Who Was Faulkner?
FAULKNER’S LIFE AND WORKS
Faulkner was born on 25th September, 1897 at New Albany, the eldest of the four sons of Murry C. Faulkner and his wife, Maud Rutler of Oxford. The family moved to Oxford while Faulkner was still a child, and it was there that he grew up and went to school. He made no particular impression upon his teachers and left high school without graduating. He seems, at first, to have done little but wander about and read without much sense of purpose or direction, but in 1914 he began his friendship with Phil Stone, who already had degrees from the University of Mississippi and from Vale. Stone, four years his senior, told him what to read, talked with him about literature and about the South, and encouraged and criticized the writing, which at that time and for sometime afterwards was mostly verse.
When World War I began, Faulkner was unable to join the American army but he joined the Royal Air Force in Canada and began his training as a pilot. Despite the legends that have grown up around him, he never went to Europe. Back in Oxford after the war, he seems to have devoted himself for a time to the cultivation of mild eccentricities. For a short while, he attended the University of Mississippi, doing quite well in Spanish and French but failing disastrously in English. Late in 1920 at the invitation of Stark Young, who was also from northern Mississippi, he made his first visit to New York. He worked in a book-shop for a time but the only useful result of the trip seems to have been his friendship with Elizabeth Brall, whose marriage to Sherwood Anderson was to give Faulkner his first introduction to a really lively literary circle. For a while , however, Faulkner returned to Oxford to become university postmaster. He is said to have discharged the functions of that office with notable inefficiency and, on the occasion of his dismissal, he declared that at least he would no longer be at the beck and call of anyone who happened to have two cents for a stamp.
By this time, he had published several poems in the University’s year-book and in its newspaper, The Mississippean, and one each in The New Republic and the New Orleans “little magazine”, the Double Dealer: and in 1924, the year the postmastership ended, Phil Stone financed the private publication of a small volume of Faulkner’s verse entitled The Marble Faun. This was Faulkner’s first experience of book publication, and an unhappy one, for the book attracted few sales and little attention. Shortly afterwards, he set off for New Orleans, where he intended to take a boat to Europe. But he met Sherwood Anderson and stayed on in the city for six months, enjoying his first experience of literary society and publishing sketches in the Time Picayane newspaper and in the Double Dealer. Anderson at this time was at the height of his reputation, and the recognition and encouragement he gave to Faulkner was an extremely important factor in the youngman’s career.

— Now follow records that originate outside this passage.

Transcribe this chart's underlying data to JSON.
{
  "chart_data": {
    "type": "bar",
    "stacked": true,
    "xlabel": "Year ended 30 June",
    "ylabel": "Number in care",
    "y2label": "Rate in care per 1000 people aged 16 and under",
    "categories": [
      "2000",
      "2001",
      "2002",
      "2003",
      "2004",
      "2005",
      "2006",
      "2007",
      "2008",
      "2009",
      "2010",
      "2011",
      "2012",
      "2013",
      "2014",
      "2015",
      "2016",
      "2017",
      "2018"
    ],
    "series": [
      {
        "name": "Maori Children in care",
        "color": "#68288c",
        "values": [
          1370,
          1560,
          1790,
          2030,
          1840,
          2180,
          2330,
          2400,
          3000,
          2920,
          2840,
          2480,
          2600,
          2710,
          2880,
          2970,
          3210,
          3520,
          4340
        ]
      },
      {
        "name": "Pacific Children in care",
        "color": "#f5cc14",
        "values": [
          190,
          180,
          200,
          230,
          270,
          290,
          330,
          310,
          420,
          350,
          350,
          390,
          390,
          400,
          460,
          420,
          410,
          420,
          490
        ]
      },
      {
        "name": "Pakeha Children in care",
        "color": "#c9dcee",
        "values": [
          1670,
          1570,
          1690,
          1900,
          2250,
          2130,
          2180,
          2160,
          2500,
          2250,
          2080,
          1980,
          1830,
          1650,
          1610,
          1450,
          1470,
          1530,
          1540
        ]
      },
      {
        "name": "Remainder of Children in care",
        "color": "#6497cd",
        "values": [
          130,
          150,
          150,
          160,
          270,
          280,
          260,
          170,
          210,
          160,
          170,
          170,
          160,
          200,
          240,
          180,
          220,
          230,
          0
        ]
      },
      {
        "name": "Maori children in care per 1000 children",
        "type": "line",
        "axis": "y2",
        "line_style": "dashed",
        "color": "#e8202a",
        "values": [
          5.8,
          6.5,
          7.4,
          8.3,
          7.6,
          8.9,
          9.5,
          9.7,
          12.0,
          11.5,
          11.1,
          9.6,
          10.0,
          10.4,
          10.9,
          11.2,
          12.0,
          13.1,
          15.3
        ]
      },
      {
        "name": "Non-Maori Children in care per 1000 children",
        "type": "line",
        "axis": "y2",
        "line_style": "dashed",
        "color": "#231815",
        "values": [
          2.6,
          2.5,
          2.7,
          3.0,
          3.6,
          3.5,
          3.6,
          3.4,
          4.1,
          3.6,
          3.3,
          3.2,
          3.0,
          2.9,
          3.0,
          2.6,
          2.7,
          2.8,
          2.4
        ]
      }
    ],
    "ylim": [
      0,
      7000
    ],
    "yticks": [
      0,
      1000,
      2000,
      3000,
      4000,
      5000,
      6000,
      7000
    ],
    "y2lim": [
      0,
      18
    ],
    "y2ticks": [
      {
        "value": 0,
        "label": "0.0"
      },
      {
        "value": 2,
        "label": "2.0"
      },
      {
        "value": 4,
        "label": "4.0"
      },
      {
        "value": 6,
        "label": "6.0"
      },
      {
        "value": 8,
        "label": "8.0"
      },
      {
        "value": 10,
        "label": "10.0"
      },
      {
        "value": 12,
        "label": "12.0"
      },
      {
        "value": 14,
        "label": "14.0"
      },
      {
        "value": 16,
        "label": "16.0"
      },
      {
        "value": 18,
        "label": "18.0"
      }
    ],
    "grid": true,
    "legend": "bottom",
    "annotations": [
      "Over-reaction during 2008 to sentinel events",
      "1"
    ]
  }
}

In 1929, Faulkner married Estelle Oldham, an Oxford girl whom he had known for many years and who had two children by a previous marriage. In 1930s and 1940s, Faulkner made several visits to Hollywood, lasting weeks or months at a time and worked as script-writer on a variety of films including those of Hemingway’s To Have and Have Not and Raymond Chandler’s The Big Sleep. The world of Hollywood has had unfortunate effects upon a good many American writers who had been attracted there. That Faulkner had escaped these effects seems to be largely due to his refusal to become involved in Hollywood’s social life and to his acceptance of script-writing as neither an artistic challenge nor a way of life, but as a short-term job of craftsmanship to be done honestly and then left behind. Faulkner seems to have thoroughly disliked Hollywood itself and one of the best known stories about him tells of his asking the studio people if he could work at home for a while. Faulkner’s sole reason for going to Hollywood was to make money. In the early thirties, he purchased a handsome house built before the Civil War and this involved him in heavy expenses. His fondness for flying was also costly, though he gave this up almost completely after the death of his younger brother, Dean in a flying accident in 1935. Another expense was his attachment to strong drink. Coughlan describes in some detail which he calls Faulkner’s “alcoholic holiday from reality.”
In 1950, Faulkner was awarded Nobel Prize for literature. His famous address on the occasion of the Nobel Prize ceremonies in Stockholm has been the forerunner of a remarkable number of speeches, articles, letters to newspapers, and other public statements in which he has forcibly expressed his views on the past, present and future of the South, the United States and human race. He has made public appearance on several occasions and has travelled abroad a good deal notably to Europe and Japan. In 1951, Faulkner got the National Book Award for Collected Stories. He delivered the famous Commencement Address at Pine Manor College in 1953, and addressed the International Writers’ Conference, at Sao Paulo in Brazil. He was awarded the National Book Award for A Fable in March 1955 and the Pulitzer Prize in May 1955. In 1957, Faulkner began his term as writers in residence at the University of Virginia. The State Department sent him on a trip to Greece the same year, where he received the Silver Medal for Athens Academy. In 1962, Faulkner was invited to the White House but he refused. He died at Oxford on July 6, 1962. He was awarded the Pulitzer Prize posthumously.